Salonen's quiet place for composing turns out to be his old stomping ground, Los Angeles, where he and his wife, Jane Price, a former member of the Philharmonia, recently relocated from London. They did so partly because son Oliver, who's about to turn 15, wanted to attend a high school there, Salonen explained. Their daughters, Ella Aneira and Anja Sofia, attend universities on the East Coast.
"I have my friends in L.A., I guest conduct the L.A. Phil two or three weeks a season, I go to other concerts there, so it's perfect for me," he said.

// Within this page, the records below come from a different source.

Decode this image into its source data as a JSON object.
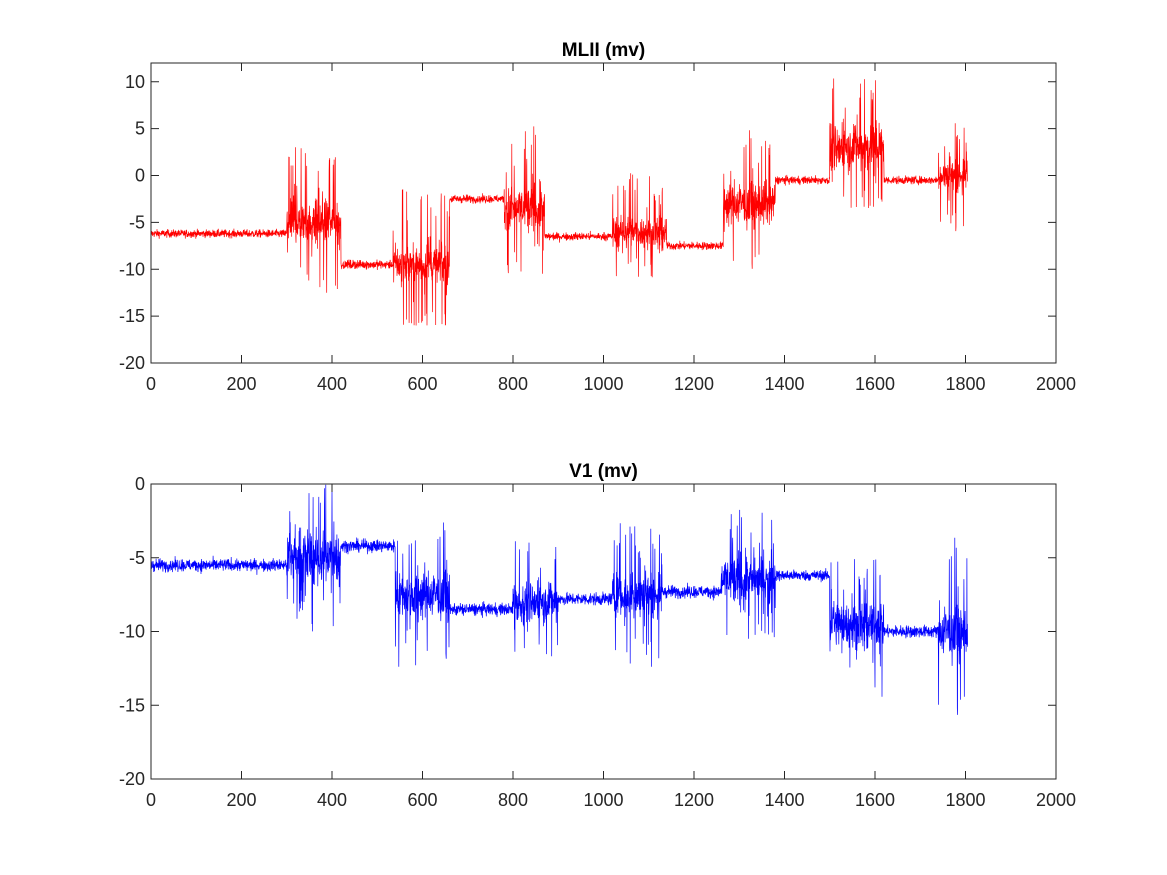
{
  "chart_data": [
    {
      "type": "line",
      "title": "MLII (mv)",
      "xlabel": "",
      "ylabel": "",
      "xlim": [
        0,
        2000
      ],
      "ylim": [
        -20,
        12
      ],
      "xticks": [
        "0",
        "200",
        "400",
        "600",
        "800",
        "1000",
        "1200",
        "1400",
        "1600",
        "1800",
        "2000"
      ],
      "yticks": [
        "-20",
        "-15",
        "-10",
        "-5",
        "0",
        "5",
        "10"
      ],
      "grid": false,
      "color": "#ff0000",
      "series": [
        {
          "segments": [
            {
              "x0": 0,
              "x1": 300,
              "center": -6.2,
              "noise": 0.8,
              "low": -8.0,
              "high": -4.5
            },
            {
              "x0": 300,
              "x1": 420,
              "center": -5.0,
              "noise": 4.0,
              "low": -12.5,
              "high": 4.2
            },
            {
              "x0": 420,
              "x1": 535,
              "center": -9.5,
              "noise": 0.9,
              "low": -11.5,
              "high": -6.5
            },
            {
              "x0": 535,
              "x1": 660,
              "center": -9.5,
              "noise": 3.5,
              "low": -16.0,
              "high": 0.5
            },
            {
              "x0": 660,
              "x1": 780,
              "center": -2.5,
              "noise": 0.8,
              "low": -4.0,
              "high": -1.0
            },
            {
              "x0": 780,
              "x1": 870,
              "center": -3.5,
              "noise": 4.0,
              "low": -10.5,
              "high": 7.0
            },
            {
              "x0": 870,
              "x1": 1020,
              "center": -6.5,
              "noise": 0.8,
              "low": -8.5,
              "high": -5.0
            },
            {
              "x0": 1020,
              "x1": 1140,
              "center": -6.0,
              "noise": 3.0,
              "low": -11.0,
              "high": 1.5
            },
            {
              "x0": 1140,
              "x1": 1265,
              "center": -7.5,
              "noise": 0.8,
              "low": -9.0,
              "high": -5.5
            },
            {
              "x0": 1265,
              "x1": 1380,
              "center": -3.0,
              "noise": 4.0,
              "low": -10.0,
              "high": 6.0
            },
            {
              "x0": 1380,
              "x1": 1500,
              "center": -0.5,
              "noise": 0.8,
              "low": -2.0,
              "high": 1.0
            },
            {
              "x0": 1500,
              "x1": 1620,
              "center": 3.0,
              "noise": 4.5,
              "low": -3.5,
              "high": 12.0
            },
            {
              "x0": 1620,
              "x1": 1740,
              "center": -0.5,
              "noise": 0.8,
              "low": -2.0,
              "high": 1.5
            },
            {
              "x0": 1740,
              "x1": 1805,
              "center": 0.0,
              "noise": 3.0,
              "low": -6.0,
              "high": 6.5
            }
          ]
        }
      ]
    },
    {
      "type": "line",
      "title": "V1 (mv)",
      "xlabel": "",
      "ylabel": "",
      "xlim": [
        0,
        2000
      ],
      "ylim": [
        -20,
        0
      ],
      "xticks": [
        "0",
        "200",
        "400",
        "600",
        "800",
        "1000",
        "1200",
        "1400",
        "1600",
        "1800",
        "2000"
      ],
      "yticks": [
        "-20",
        "-15",
        "-10",
        "-5",
        "0"
      ],
      "grid": false,
      "color": "#0000ff",
      "series": [
        {
          "segments": [
            {
              "x0": 0,
              "x1": 300,
              "center": -5.5,
              "noise": 0.8,
              "low": -7.0,
              "high": -3.5
            },
            {
              "x0": 300,
              "x1": 420,
              "center": -5.0,
              "noise": 3.5,
              "low": -10.5,
              "high": 0.0
            },
            {
              "x0": 420,
              "x1": 540,
              "center": -4.2,
              "noise": 0.8,
              "low": -6.0,
              "high": -0.5
            },
            {
              "x0": 540,
              "x1": 660,
              "center": -7.5,
              "noise": 2.8,
              "low": -12.5,
              "high": -2.5
            },
            {
              "x0": 660,
              "x1": 800,
              "center": -8.5,
              "noise": 0.8,
              "low": -10.5,
              "high": -6.5
            },
            {
              "x0": 800,
              "x1": 900,
              "center": -8.0,
              "noise": 2.5,
              "low": -12.0,
              "high": -3.5
            },
            {
              "x0": 900,
              "x1": 1020,
              "center": -7.8,
              "noise": 0.8,
              "low": -9.5,
              "high": -6.0
            },
            {
              "x0": 1020,
              "x1": 1130,
              "center": -7.5,
              "noise": 2.6,
              "low": -12.5,
              "high": -2.5
            },
            {
              "x0": 1130,
              "x1": 1260,
              "center": -7.3,
              "noise": 0.8,
              "low": -9.0,
              "high": -5.5
            },
            {
              "x0": 1260,
              "x1": 1380,
              "center": -6.5,
              "noise": 2.8,
              "low": -10.5,
              "high": -1.0
            },
            {
              "x0": 1380,
              "x1": 1500,
              "center": -6.2,
              "noise": 0.7,
              "low": -7.5,
              "high": -4.5
            },
            {
              "x0": 1500,
              "x1": 1620,
              "center": -9.5,
              "noise": 2.8,
              "low": -15.0,
              "high": -5.0
            },
            {
              "x0": 1620,
              "x1": 1740,
              "center": -10.0,
              "noise": 0.8,
              "low": -11.5,
              "high": -8.0
            },
            {
              "x0": 1740,
              "x1": 1805,
              "center": -10.0,
              "noise": 3.0,
              "low": -16.5,
              "high": -3.5
            }
          ]
        }
      ]
    }
  ]
}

Salonen the composer is finishing a big piece for chorus and orchestra commissioned by the Tonhalle Orchestra in Zurich, Switzerland, which is to be premiered at the ensemble's season opener in September under its new principal conductor, Lionel Bringuier. The young Frenchman had been Salonen's assistant and, later, resident conductor, in Los Angeles. This may have something to do with Salonen's recent appointment as the Tonhalle's first-ever creative chair, beginning this fall. No fewer than 10 of Salonen's orchestral, instrumental and chamber works are on the orchestra's docket for 2014-15.
Esa-Pekka Salonen conducts the Chicago Symphony Orchestra in works by Janacek, Dvorak and Salonen, at 8 p.m. Thursday-Saturday and 3 p.m. Sunday. Christian Tetzlaff is the violin soloist; Symphony Center, 220 S. Michigan Ave.; $32-$217; 312-294-3000, cso.org.
Ma and Civic Orchestra
This season's crop of young Civic Orchestra young musicians could well be the finest in the training orchestra's 95-year history, and that's saying something.
The evidence was out there Monday night in sold-out Orchestra Hall, where the pre-professional youth ensemble gave a searching, deeply felt performance of Richard Strauss' "Don Quixote," with its star mentor, cellist Yo-Yo Ma, as soloist, and Carlos Miguel Prieto conducting.
The concert was the culmination of an intensive, seven-month preparation period during which the CSO's creative consultant built on the technical groundwork laid by Civic principal conductor Cliff Colnot. The cellist worked with the players not only on mastering the many musical challenges but also understanding how the musical content relates to the fanciful narrative. Ultimately the aim was to have each player feel invested in the finished performance – "owning" the score, to use one of Ma's pet terms.
What the sold-out crowd heard on Monday was a remarkable demonstration of collective musical ownership. The playing was confident in all departments, and each of the woeful knight's exploits was vividly characterized. Ma's Quixote and principal viola Helen Hess' depiction of Sancho Panza inspired fine solo work in other parts of the orchestra. Altogether this "Don Quixote" would have done credit to any number of adult professional ensembles.
Prieto's flexible shaping of Strauss' enormous orchestral canvas also marked Monday's robust account of another Strauss tone poem, "Don Juan," a late addition to the program, chosen by the orchestra members themselves. Full of youthful energy and swagger, the reading showed not only a remarkable mastery of the treacherous instrumental writing but also a ready response to the drama within the notes.
Having selected Civic players talk about the two scores and what it was like to prepare them so extensively – several of them also spoke revealingly about why they chose to build their careers around classical music – lent context to the orchestra's dedicated performances.